Is the content that LLMs produce enough to rise to the level of copyright infringement? Is the fact that a company trained their LLM on your data, with the knowledge it would be used for outputs (=profit), enough that all of their outputs should be considered, to at least a minuscule degree, influenced by your work? How would ChatGPT's "training" differ from, say, another journalist who reads the NYT, and subconsciously uses that to help provide better services?

None of us can answer these questions definitively. The courts hearing these sorts of arguments were a foregone conclusion. I think a lot of the large LLMs (certainly OpenAI competitors) are going to breathe a sigh of relief that this is happening sooner rather than later, so they know where the legal lines are to be drawn.

This will be an interesting inflection point for humanity.

Though, call me jaded, but I can’t help but doubt that the _actual_ content creators, the writers themselves, will see any of the money should The Times win or settle the case.

The content creators for the Times have already been paid for their work.
They were paid when the original content was to be printed or posted on the internet.

Subsequently selling (or extracting compensation for) those works to AI companies is an emergent revenue stream.

I suppose the NYT isn’t legally obligated to share that revenue fairly with the authors, but it’d be awful nice if they did.
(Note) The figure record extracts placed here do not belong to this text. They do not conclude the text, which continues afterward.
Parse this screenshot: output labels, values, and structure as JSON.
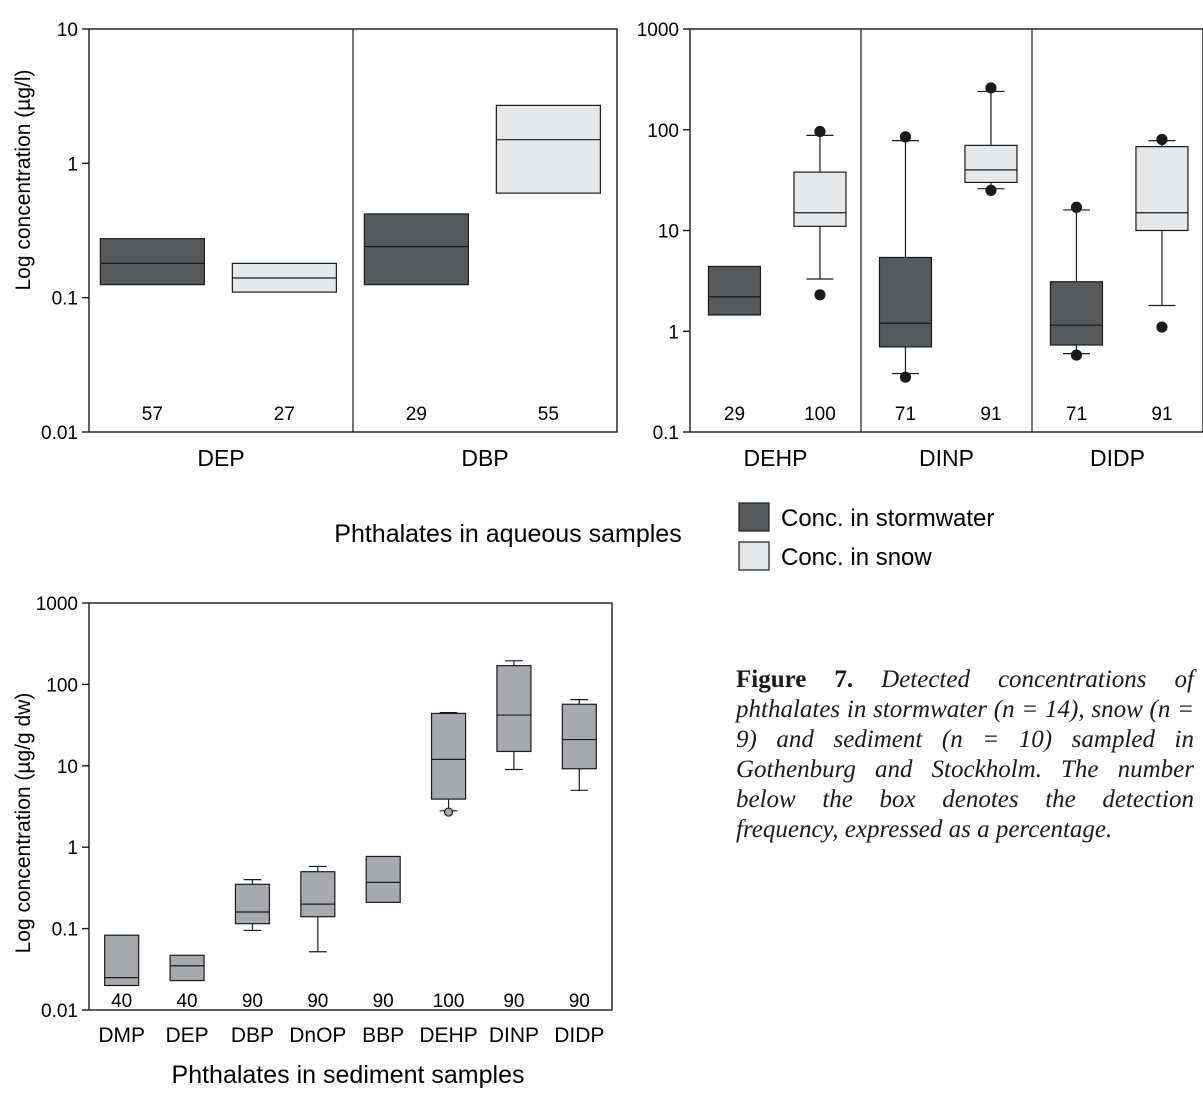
{
  "figure": {
    "caption_label": "Figure 7.",
    "caption_text": "Detected concentrations of phthalates in stormwater (n = 14), snow (n = 9) and sediment (n = 10) sampled in Gothenburg and Stockholm. The number below the box denotes the detection frequency, expressed as a percentage.",
    "aqueous_title": "Phthalates in aqueous samples",
    "sediment_title": "Phthalates in sediment samples"
  },
  "legend": [
    {
      "label": "Conc. in stormwater",
      "color": "#58595b"
    },
    {
      "label": "Conc. in snow",
      "color": "#e6e7e8"
    }
  ],
  "colors": {
    "stormwater": "#58595b",
    "snow": "#e6e7e8",
    "sediment": "#a7a9ac",
    "stroke": "#1a1a1a"
  },
  "chart_data": [
    {
      "type": "box",
      "scale": "log",
      "ylabel": "Log concentration (µg/l)",
      "ylim": [
        0.01,
        10
      ],
      "yticks": [
        "0.01",
        "0.1",
        "1",
        "10"
      ],
      "groups": [
        {
          "name": "DEP",
          "boxes": [
            {
              "series": "stormwater",
              "q1": 0.125,
              "median": 0.18,
              "q3": 0.275,
              "detection_frequency": "57"
            },
            {
              "series": "snow",
              "q1": 0.11,
              "median": 0.14,
              "q3": 0.18,
              "detection_frequency": "27"
            }
          ]
        },
        {
          "name": "DBP",
          "boxes": [
            {
              "series": "stormwater",
              "q1": 0.125,
              "median": 0.24,
              "q3": 0.42,
              "detection_frequency": "29"
            },
            {
              "series": "snow",
              "q1": 0.6,
              "median": 1.5,
              "q3": 2.7,
              "detection_frequency": "55"
            }
          ]
        }
      ]
    },
    {
      "type": "box",
      "scale": "log",
      "ylabel": "",
      "ylim": [
        0.1,
        1000
      ],
      "yticks": [
        "0.1",
        "1",
        "10",
        "100",
        "1000"
      ],
      "groups": [
        {
          "name": "DEHP",
          "boxes": [
            {
              "series": "stormwater",
              "q1": 1.45,
              "median": 2.2,
              "q3": 4.4,
              "detection_frequency": "29"
            },
            {
              "series": "snow",
              "q1": 11,
              "median": 15,
              "q3": 38,
              "whisker_low": 3.3,
              "whisker_high": 88,
              "outliers": [
                2.3,
                96
              ],
              "detection_frequency": "100"
            }
          ]
        },
        {
          "name": "DINP",
          "boxes": [
            {
              "series": "stormwater",
              "q1": 0.7,
              "median": 1.2,
              "q3": 5.4,
              "whisker_low": 0.38,
              "whisker_high": 78,
              "outliers": [
                0.35,
                85
              ],
              "detection_frequency": "71"
            },
            {
              "series": "snow",
              "q1": 30,
              "median": 40,
              "q3": 70,
              "whisker_low": 26,
              "whisker_high": 240,
              "outliers": [
                25,
                260
              ],
              "detection_frequency": "91"
            }
          ]
        },
        {
          "name": "DIDP",
          "boxes": [
            {
              "series": "stormwater",
              "q1": 0.73,
              "median": 1.15,
              "q3": 3.1,
              "whisker_low": 0.6,
              "whisker_high": 16,
              "outliers": [
                0.58,
                17
              ],
              "detection_frequency": "71"
            },
            {
              "series": "snow",
              "q1": 10,
              "median": 15,
              "q3": 68,
              "whisker_low": 1.8,
              "whisker_high": 78,
              "outliers": [
                1.1,
                80
              ],
              "detection_frequency": "91"
            }
          ]
        }
      ]
    },
    {
      "type": "box",
      "scale": "log",
      "ylabel": "Log concentration (µg/g dw)",
      "ylim": [
        0.01,
        1000
      ],
      "yticks": [
        "0.01",
        "0.1",
        "1",
        "10",
        "100",
        "1000"
      ],
      "boxes": [
        {
          "name": "DMP",
          "q1": 0.02,
          "median": 0.025,
          "q3": 0.083,
          "detection_frequency": "40"
        },
        {
          "name": "DEP",
          "q1": 0.023,
          "median": 0.035,
          "q3": 0.047,
          "detection_frequency": "40"
        },
        {
          "name": "DBP",
          "q1": 0.115,
          "median": 0.16,
          "q3": 0.35,
          "whisker_low": 0.095,
          "whisker_high": 0.4,
          "detection_frequency": "90"
        },
        {
          "name": "DnOP",
          "q1": 0.14,
          "median": 0.2,
          "q3": 0.5,
          "whisker_low": 0.052,
          "whisker_high": 0.58,
          "detection_frequency": "90"
        },
        {
          "name": "BBP",
          "q1": 0.21,
          "median": 0.37,
          "q3": 0.77,
          "detection_frequency": "90"
        },
        {
          "name": "DEHP",
          "q1": 3.9,
          "median": 12,
          "q3": 44,
          "whisker_low": 2.8,
          "whisker_high": 45,
          "outliers": [
            2.7
          ],
          "detection_frequency": "100"
        },
        {
          "name": "DINP",
          "q1": 15,
          "median": 42,
          "q3": 170,
          "whisker_low": 9,
          "whisker_high": 195,
          "detection_frequency": "90"
        },
        {
          "name": "DIDP",
          "q1": 9.2,
          "median": 21,
          "q3": 57,
          "whisker_low": 5,
          "whisker_high": 65,
          "detection_frequency": "90"
        }
      ]
    }
  ]
}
Believe me, publishers have enough trouble keeping writers employed. If they could give them a larger cut or do some kind of revenue share, most editors and GMs would love to (and many do).
The trajectory we're seeing with quality small AI Models, coupled with the self-imposed censorship and the foreseeable scarcity of high-quality training data due to new copyright law, leads me to forecast a surge in "pirate" models.

Increasingly, the distinction between core model training and fine-tuning might become ambiguous (how ?). Considering this, we might witness a trend where custom 'add-ons' for AI models become commoditized. Imagine simply downloading a "New York Times" pack to enhance your unofficial "pirate" language model.

"The legal landscape surrounding generative-AI is unsettled, with the technology still in its early days. There are other lawsuits that could test the rights of AI companies to “scrape” content from the web to train AI tools, including one by several prominent book authors against OpenAI. In February, Getty Images sued the AI art company Stability AI in Delaware, alleging that it had infringed on Getty’s copyrights."

Any news or speculations on these cases?

heh. good luck with that one. everyone is crawling the web now. why didn't they sue google for using their content in the serps?
There are significant differences: attribution and snippetting. OpenAI probably cannot claim these.
And Google search doesn't "generate" new content that potentially puts out of business the very same entities it learned from.